[ad_1]
It is 4:20 pm, which means Tesla CEO Elon Musk could be tweeting.
This time, the tweet of the billionaire entrepreneur denied an article in the Financial Times in which it was reported that the CEO of Twenty-First Century Fox and Tesla Board Member James Murdoch was the main candidate for the position of president of Musk. Musk agreed in an agreement reached on September 29 with the US Securities and Exchange Commission resign as president within 45 days. Musk, who did not admit that wrongdoing had been committed under the settlement, was also fined $ 20 million. Tesla was also fined and the company agreed to other conditions, including the addition of two independent members to the board of directors.
Musk tweeted that the report is "incorrect".
FT's report, quoting anonymous people informed of the president's talks, also said Musk is in favor of Antonio Gracias, Tesla's chief independent director. Musk was informed that Gracias might not be considered sufficiently independent.

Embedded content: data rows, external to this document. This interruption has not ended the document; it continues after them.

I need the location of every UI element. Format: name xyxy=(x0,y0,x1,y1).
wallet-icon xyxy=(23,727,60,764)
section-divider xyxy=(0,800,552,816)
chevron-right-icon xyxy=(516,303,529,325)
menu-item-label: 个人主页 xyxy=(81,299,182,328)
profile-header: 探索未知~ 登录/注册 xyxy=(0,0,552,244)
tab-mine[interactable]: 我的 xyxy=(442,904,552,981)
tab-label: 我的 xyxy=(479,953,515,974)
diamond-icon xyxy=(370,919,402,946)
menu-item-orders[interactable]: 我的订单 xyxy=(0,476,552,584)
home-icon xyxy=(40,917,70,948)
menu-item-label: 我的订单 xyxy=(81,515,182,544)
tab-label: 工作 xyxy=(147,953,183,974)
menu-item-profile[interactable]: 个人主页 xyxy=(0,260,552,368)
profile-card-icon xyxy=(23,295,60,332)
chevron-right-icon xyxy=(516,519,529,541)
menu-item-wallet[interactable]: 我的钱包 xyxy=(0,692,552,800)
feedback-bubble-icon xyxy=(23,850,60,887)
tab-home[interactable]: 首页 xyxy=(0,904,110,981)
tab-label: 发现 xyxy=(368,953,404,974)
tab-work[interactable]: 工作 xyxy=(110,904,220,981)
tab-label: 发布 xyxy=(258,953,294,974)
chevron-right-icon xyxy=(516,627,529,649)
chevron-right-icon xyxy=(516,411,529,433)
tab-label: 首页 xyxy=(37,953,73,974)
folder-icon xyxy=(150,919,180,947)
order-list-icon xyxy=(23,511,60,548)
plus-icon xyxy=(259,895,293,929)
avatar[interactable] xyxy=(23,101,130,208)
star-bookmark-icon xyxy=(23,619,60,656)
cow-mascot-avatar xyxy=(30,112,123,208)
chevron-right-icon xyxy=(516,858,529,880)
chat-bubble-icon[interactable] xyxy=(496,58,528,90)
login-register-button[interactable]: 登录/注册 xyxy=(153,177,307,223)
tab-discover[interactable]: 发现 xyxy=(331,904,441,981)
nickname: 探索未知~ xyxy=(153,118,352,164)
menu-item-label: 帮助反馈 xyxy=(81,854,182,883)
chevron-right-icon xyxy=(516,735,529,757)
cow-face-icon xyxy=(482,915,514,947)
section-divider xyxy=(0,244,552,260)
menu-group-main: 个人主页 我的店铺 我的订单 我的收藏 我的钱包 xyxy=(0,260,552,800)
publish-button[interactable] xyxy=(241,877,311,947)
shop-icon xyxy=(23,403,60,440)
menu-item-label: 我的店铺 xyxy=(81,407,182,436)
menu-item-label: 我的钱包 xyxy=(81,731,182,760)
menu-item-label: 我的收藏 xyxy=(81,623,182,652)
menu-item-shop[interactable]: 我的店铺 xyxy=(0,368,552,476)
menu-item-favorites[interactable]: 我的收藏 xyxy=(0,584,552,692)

The Musk tweet was sent at 4:20 pm PT, which is obviously a pure coincidence and that has absolutely nothing to do with marijuana or with a 'wink eye' to what triggered the investigation of the SEC and the securities fraud complaint.
The complaint to the SEC alleged that Musk had lied when he tweeted on August 7 that he had "secured funding" for a private takeover of the company at $ 420 per share. The federal securities regulators reportedly issued a subpoena to Tesla only a week after the tweet. Investigations can take years before action is taken, if at all. In this case, charges were laid only six weeks later.
The complaint contains a number of revealing details, including the fact that he had spoken to the board of directors of an offer to privatize Tesla as early as August 2, when he had sent a courier to the Administrative Board, the Chief Financial Officer and the Tesla General Counsel. the subject, "Offer to take Tesla Private at $ 420."
According to the complaint, Musk calculated the price of 420 dollars per share on the basis of a premium of 20% over the closing price of the day's action, thinking that 20% was a "premium standard "in closing transactions.
This calculation resulted in a price of $ 419. Musk said that he had rounded the price up to $ 420 because he had recently learned the importance of the figure in growing marijuana and that he thought his girlfriend would "find it's funny, which is not a good reason to pick a prize, "according to the complaint.
The presiding judge instructed the SEC and Musk to submit a letter by October 11 before approving the settlement.